CK8 and TKT are known to contain multiple methyl-arginine sites [16, 18]. TKT is a rate-limiting enzyme in nonoxidative phase of the pentose phosphate pathway (PPP) [36] and 3 genes have been identified in the human genome encoding TKT isozymes: TKT, TKTL1, and TKTL2 [37]. In CRC, while Langbein et al. [38] reported that there was no difference in TKT mRNA expression between tumor and normal tissues from 54 patients, the mRNA expression retrieved from the Oncomine database showed significant increase in rectal and colon adenocarcinoma compared to noncancerous tissues [39]. In the present study, we also found that TKT mRNA level was significantly elevated in 3 microarray data sets (Fig. 4). The PPP is a very important metabolic pathway that connects with glycolysis and ribose-5-phosphate, and creates reduced nicotinamide adenine dinucleotide phosphate as a major product. Consequently, the PPP plays a pivotal role in helping glycolytic cancer cells to meet their anabolic demands and combat oxidative stress [40]. It is therefore interesting to investigate the effect of TKT arginine methylation on enzymatic activity or interaction with its substrates. CK8 is a member of type II (neutral-basic, CK1–CK8) gene family [41], and the epithelial cytoskeleton is predominantly formed by cytokeratins that are involved in maintaining cell morphology and protecting cells from mechanical and nonmechanical stressors [42]. In CRC, reduced expression of CK8 and CK20 has been associated with epithelial-to-mesenchymal cancer cell transition, which is generally indicative of higher tumor aggressiveness, and decreased patient survival [43]. In accordance with these reports, CK8 mRNA expression revealed significant down-regulation in GSE113513 and GSE41258 data sets (Supplementary Fig. 2).

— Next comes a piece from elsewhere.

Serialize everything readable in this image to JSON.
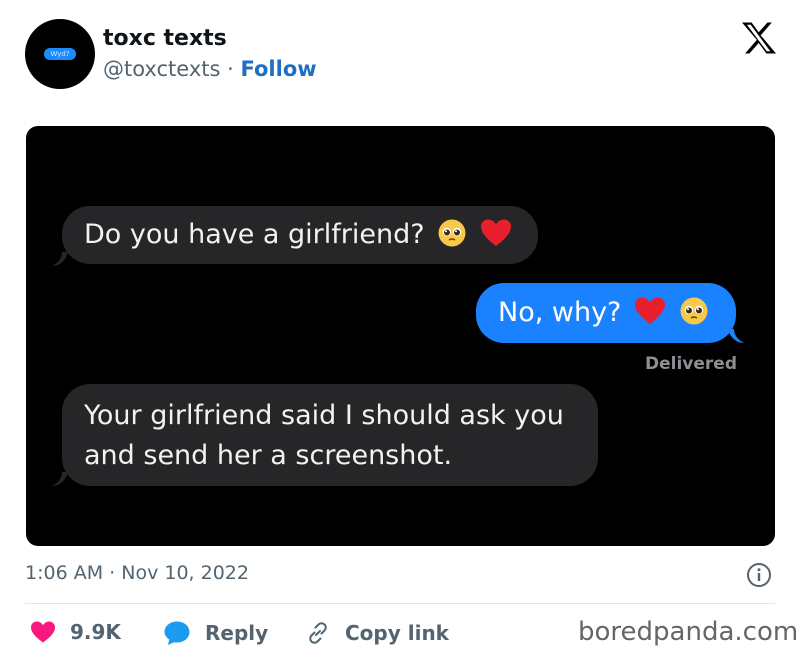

GLOD4 and MAPRE1 have been identified as novel candidates for type I PRMTs. GLOD4 belongs to the glyoxalase I family and was firstly isolated from hepatocellular carcinoma in humans [44]. MARPE1 is a microtubule protein that binds to the tumor suppressor adenomatous polyposis coli (APC) [45]. While the expression pattern, molecular function, and its role during CRC tumorigenesis of GLOD4 have not yet been addressed, MARPE1 expression is increased in human CRC progression and both genetic and chemically induced models of CRC, consistent with a decrease in APC [46]. In addition, MARPE1 was suggested as a plasma biomarker for early-stage CRC and adenomas, when combined with other molecules such as carcinoembryonic antigen and adenylate kinase isoenzyme 1 [47]. Collectively, quantitative analysis of arginine modification among sera from patients with CRC and healthy donors may provide a new biomarker candidate for CRC.

Recent advances in MS methodology provide multiple choices to identify arginine-methylated proteins and specific modification sites. In addition, the development of highly specific antibodies against methylarginines in synthetic peptides has made it possible to enrich all types of arginine-methylated peptides, followed by high-resolution MS analysis. Using these technologies, thousands of arginine-methylated proteins from various biological sources were identified [17-21]. However, the methyl-specific antibodies used to enrich for arginine-methylated motifs could recognize a subset of substrates that would bias the motif description. In the present study, we showed that 2D-GE followed by WB with ASYM24 antibody could successfully identify new substrates for PRMTs in CRC cell line. This method might be useful for direct comparison of PRMTs’ substrate level in clinical samples as well as identification of methylarginine-containing proteins.